Since the data is an interval scale, I imagine that I can use mean and standard deviation and not an ordinal test like Wilcoxen rank-sum

So let’s say after compiling my data, I get:

Math m=3.1 s=1.1
English m=3.8 s=0.9
History m=1.3 s=0.6
Science m=3.5 s=1.7
PE m=1.2 s= 0.6
Electives m=3.9 s= 1.3

How would I analyze this to say “these subjects are considered imprtant and a significance level of 0.05.” or is there a different analysis/conclusion I should work towards?

I would just use analysis of variance. The importance is the response of interest, and the subject would be the treatment of interest. If everyone answers every question, then you could block on the respondent. Then you could do multiple comparisons to see which subjects are significantly different from one another. It would be close enough for government work.

ANOVA, I will assume by your data that the repeated measures/within-subjects version is best as every participant answered for all school subjects. If the assumption of normality is violated (there’s a test for that), then a non-parametric test like the aforementioned Wilcoxon rank-sum would be good instead (it’s not just for ordinal). However, Wilcoxon won’t work because it only allows 2 groups I believe, and also a within subjects test would work best? In that case, something like “Friedman repeated measures analysis of variance on ranks” would be best.

Any decent statistics package (e.g. SPSS) will do the ANOVA you select and test normality, then if it fails, apply the appropriate nonparametric test.

If I understand correctly, you have a single group of participants rating a number of topics, and you want to know whether one topic is rated more or less highly than another. This means that “topic” is a within-subject variable (each participant rates each topic, so topic varies within each individual, not across individuals). So you can’t use a regular ANOVA, because it isn’t designed to handle within-subject variables. Instead, you would use multivariate ANOVA (specifying topic as a within-subject factor, and no between-subject factors), or its nonparametric analogue, the Friedman ANOVA. Probably the main criterion for deciding which you should use is how skewed the distributions are. There’s no hard and fast rule for how much skewness is too much… generally, if skewness is below -1.5 or over 1.5, a parametric test (such as ANOVA) may have problems (some people would use -1.0 and 1.0 as the cutoffs). In such an instance, you can either opt for a nonparametric test, or try a transformation (such as square or square root) that may bring the data closer to normal. (You would have to apply the same transformation to all the ratings.)

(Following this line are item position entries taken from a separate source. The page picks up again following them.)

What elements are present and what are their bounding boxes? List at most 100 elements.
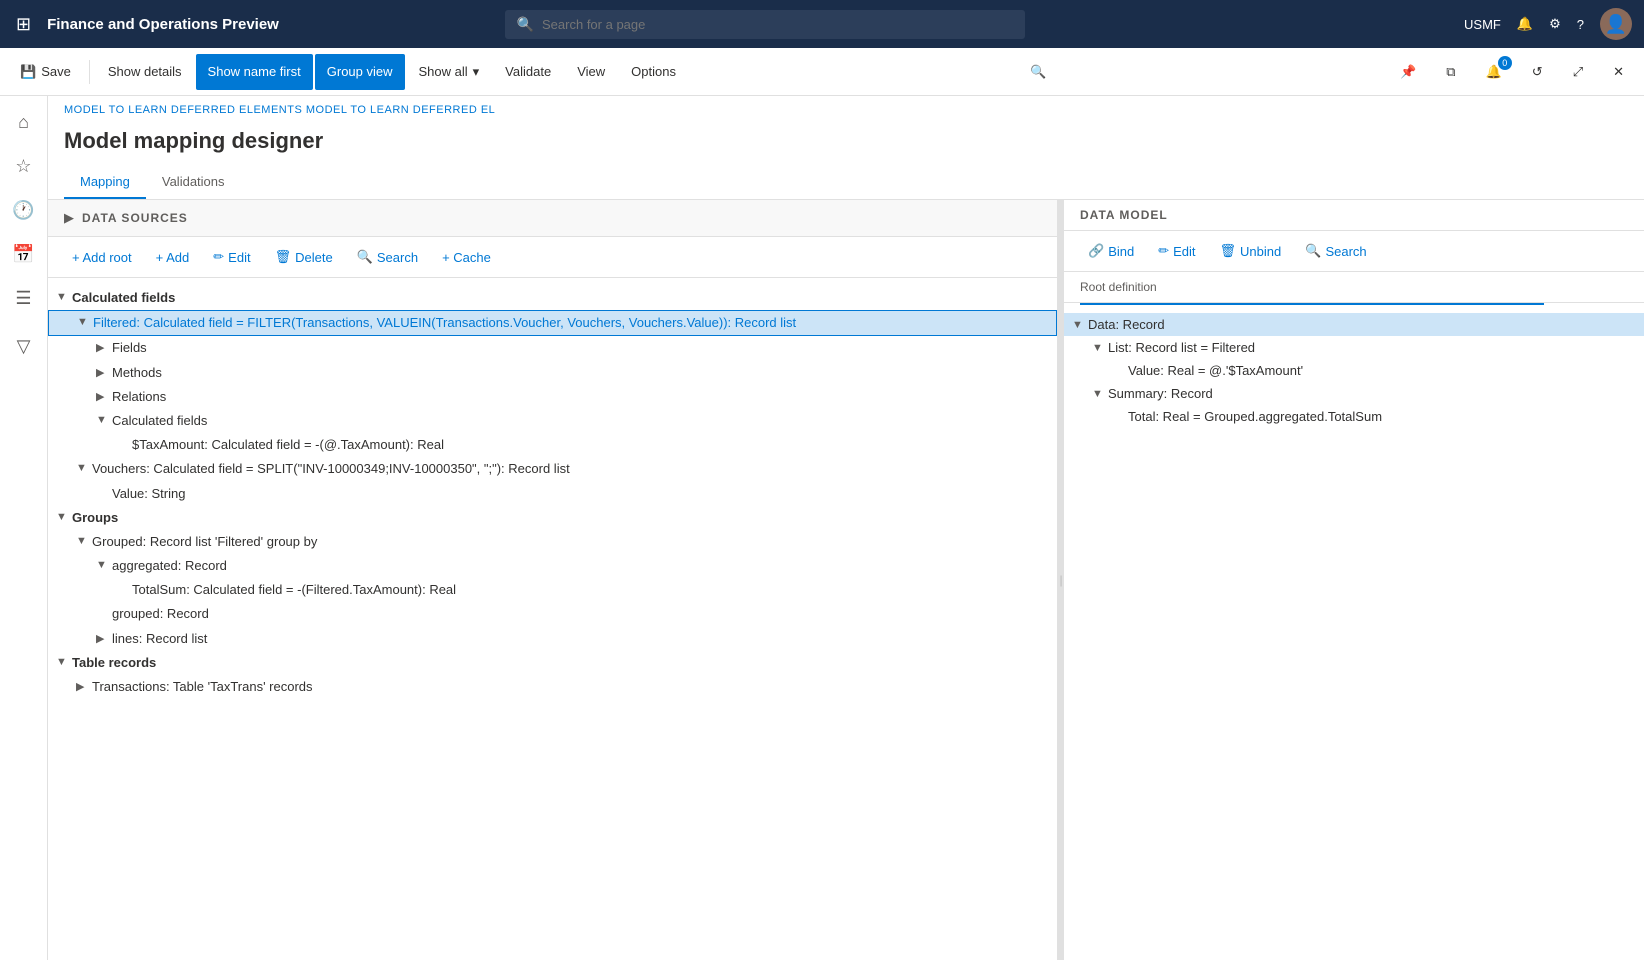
grid-icon[interactable]: ⊞ (12, 10, 35, 39)
pin-button[interactable]: 📌 (1388, 54, 1428, 90)
tree-item[interactable]: ▶Relations (48, 385, 1057, 409)
tree-item[interactable]: ▼Grouped: Record list 'Filtered' group b… (48, 530, 1057, 554)
tree-item[interactable]: ▶Transactions: Table 'TaxTrans' records (48, 675, 1057, 699)
tab-validations[interactable]: Validations (146, 166, 241, 199)
toolbar-separator-1 (89, 60, 90, 84)
dm-search-button[interactable]: 🔍 Search (1297, 239, 1374, 263)
tree-arrow-icon[interactable]: ▼ (76, 460, 92, 474)
tree-item-label: grouped: Record (112, 605, 1057, 623)
sidebar: ⌂ ☆ 🕐 📅 ☰ ▽ (0, 96, 48, 960)
tree-item[interactable]: ▼aggregated: Record (48, 554, 1057, 578)
sidebar-icon-recent[interactable]: 🕐 (6, 192, 42, 228)
settings-icon[interactable]: ⚙ (1549, 16, 1561, 32)
tree-arrow-icon[interactable] (116, 436, 132, 438)
collapse-icon[interactable]: ▶ (64, 210, 74, 226)
dm-tree-item[interactable]: Total: Real = Grouped.aggregated.TotalSu… (1064, 405, 1644, 428)
dm-tree-arrow-icon[interactable] (1112, 363, 1128, 365)
show-name-first-button[interactable]: Show name first (196, 54, 313, 90)
search-button[interactable]: 🔍 Search (349, 245, 426, 269)
tree-item-label: Filtered: Calculated field = FILTER(Tran… (93, 314, 1056, 332)
tree-arrow-icon[interactable] (96, 605, 112, 607)
sidebar-icon-star[interactable]: ☆ (6, 148, 42, 184)
save-button[interactable]: 💾 Save (8, 54, 83, 90)
dm-tree-item[interactable]: ▼Data: Record (1064, 313, 1644, 336)
tree-arrow-icon[interactable]: ▼ (56, 654, 72, 668)
tabs: Mapping Validations (48, 166, 1644, 200)
tree-arrow-icon[interactable]: ▼ (77, 314, 93, 328)
show-all-button[interactable]: Show all ▾ (407, 54, 492, 90)
refresh-button[interactable]: ↺ (1520, 54, 1555, 90)
edit-button[interactable]: ✏ Edit (205, 245, 258, 269)
sidebar-icon-home[interactable]: ⌂ (6, 104, 42, 140)
dm-tree-arrow-icon[interactable] (1112, 409, 1128, 411)
delete-button[interactable]: 🗑 Delete (267, 245, 341, 269)
tree-item[interactable]: ▼Calculated fields (48, 409, 1057, 433)
tree-item[interactable]: grouped: Record (48, 602, 1057, 626)
tree-arrow-icon[interactable] (116, 581, 132, 583)
tree-item[interactable]: ▼Table records (48, 651, 1057, 675)
global-search[interactable]: 🔍 (505, 10, 1025, 39)
cache-button[interactable]: + Cache (434, 246, 499, 269)
tree-item[interactable]: $TaxAmount: Calculated field = -(@.TaxAm… (48, 433, 1057, 457)
tree-arrow-icon[interactable]: ▼ (76, 533, 92, 547)
options-button[interactable]: Options (619, 54, 688, 90)
tree-arrow-icon[interactable]: ▼ (56, 289, 72, 303)
add-root-button[interactable]: + Add root (64, 246, 140, 269)
dm-tree-item[interactable]: Value: Real = @.'$TaxAmount' (1064, 359, 1644, 382)
show-details-button[interactable]: Show details (96, 54, 194, 90)
data-sources-tree: ▼Calculated fields▼Filtered: Calculated … (48, 278, 1057, 707)
duplicate-button[interactable]: ⧉ (1434, 54, 1467, 90)
tree-item[interactable]: ▼Vouchers: Calculated field = SPLIT("INV… (48, 457, 1057, 481)
expand-icon: ⤢ (1573, 64, 1583, 80)
user-label: USMF (1464, 17, 1501, 32)
avatar[interactable]: 👤 (1600, 8, 1632, 40)
unbind-button[interactable]: 🗑 Unbind (1212, 239, 1290, 263)
tree-arrow-icon[interactable]: ▼ (96, 557, 112, 571)
tree-arrow-icon[interactable]: ▶ (96, 364, 112, 379)
tree-arrow-icon[interactable]: ▼ (96, 412, 112, 426)
notifications-count-button[interactable]: 🔔 0 (1474, 54, 1514, 90)
search-icon: 🔍 (1030, 64, 1046, 80)
tree-arrow-icon[interactable] (96, 485, 112, 487)
tree-item-label: Relations (112, 388, 1057, 406)
bind-button[interactable]: 🔗 Bind (1080, 239, 1142, 263)
tree-arrow-icon[interactable]: ▶ (96, 339, 112, 354)
group-view-button[interactable]: Group view (315, 54, 405, 90)
tree-item[interactable]: ▼Calculated fields (48, 286, 1057, 310)
tree-item[interactable]: ▶Fields (48, 336, 1057, 360)
root-definition-label: Root definition (1064, 272, 1644, 303)
tab-mapping[interactable]: Mapping (64, 166, 146, 199)
dm-tree-item[interactable]: ▼List: Record list = Filtered (1064, 336, 1644, 359)
tree-item[interactable]: ▶Methods (48, 361, 1057, 385)
tree-item[interactable]: ▼Filtered: Calculated field = FILTER(Tra… (48, 310, 1057, 336)
help-icon[interactable]: ? (1577, 17, 1584, 32)
add-button[interactable]: + Add (148, 246, 198, 269)
tree-item[interactable]: Value: String (48, 482, 1057, 506)
toolbar-search-button[interactable]: 🔍 (1020, 54, 1056, 90)
tree-item[interactable]: ▶lines: Record list (48, 627, 1057, 651)
dm-tree-item[interactable]: ▼Summary: Record (1064, 382, 1644, 405)
dm-tree-arrow-icon[interactable]: ▼ (1092, 386, 1108, 400)
tree-arrow-icon[interactable]: ▶ (96, 630, 112, 645)
tree-item[interactable]: ▼Groups (48, 506, 1057, 530)
dm-tree-arrow-icon[interactable]: ▼ (1092, 340, 1108, 354)
tree-item-label: Methods (112, 364, 1057, 382)
trash-icon: 🗑 (275, 249, 292, 265)
expand-button[interactable]: ⤢ (1561, 54, 1595, 90)
dm-tree-arrow-icon[interactable]: ▼ (1072, 317, 1088, 331)
sidebar-icon-calendar[interactable]: 📅 (6, 236, 42, 272)
tree-arrow-icon[interactable]: ▶ (96, 388, 112, 403)
tree-item-label: TotalSum: Calculated field = -(Filtered.… (132, 581, 1057, 599)
validate-button[interactable]: Validate (493, 54, 563, 90)
sidebar-icon-filter[interactable]: ▽ (6, 328, 42, 364)
search-input[interactable] (542, 17, 1013, 32)
close-button[interactable]: ✕ (1601, 54, 1636, 90)
tree-arrow-icon[interactable]: ▼ (56, 509, 72, 523)
tree-item[interactable]: TotalSum: Calculated field = -(Filtered.… (48, 578, 1057, 602)
dm-edit-button[interactable]: ✏ Edit (1150, 239, 1203, 263)
sidebar-icon-list[interactable]: ☰ (6, 280, 42, 316)
edit-icon: ✏ (1158, 243, 1169, 259)
notifications-icon[interactable]: 🔔 (1517, 16, 1533, 32)
tree-arrow-icon[interactable]: ▶ (76, 678, 92, 693)
view-button[interactable]: View (565, 54, 617, 90)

A significant result on the multivariate ANOVA or Friedman test would simply tell you that one group was different from another – not which group, or in what way. To answer that question you have to do pairwise comparisons (paired t-tests or Wilcoxon tests).

That said, I’d still probably start with an ANOVA type test so as to bound the overall false positive rate with respect to multiple comparisons.

So suppose I have 12 groups to compare. What would the results of an ANOVA test look like as opposed to all 66 possible t-tests?

All an overall ANOVA tells you is that that at least one group is different from the others. Then you would run post hoc tests to look at all interactions that you’re interested in. Just running t tests is a bad idea because it will create all kinds of errors. With 66 comparisons, even if there are ZERO differences between groups, odds are that at least three differences will appear by chance (66 * 0.05 = 3.3). T tests should only be used if you only want to do very few of them, and they are planned in advance.

The ANOVA post hoc tests will control for this error. There are dozens of tests to choose from. One commonly used test is the Tukey test, which allows all pairwise (e.g. group 2 vs. group 4) comparisons. It is not recommended for complex comparisons (e.g. average of (groups 2 and 3) vs. group 4 alone).

If your overall ANOVA shows no significant results, then pairwise comparisons are unnecessary as all groups are equivalent.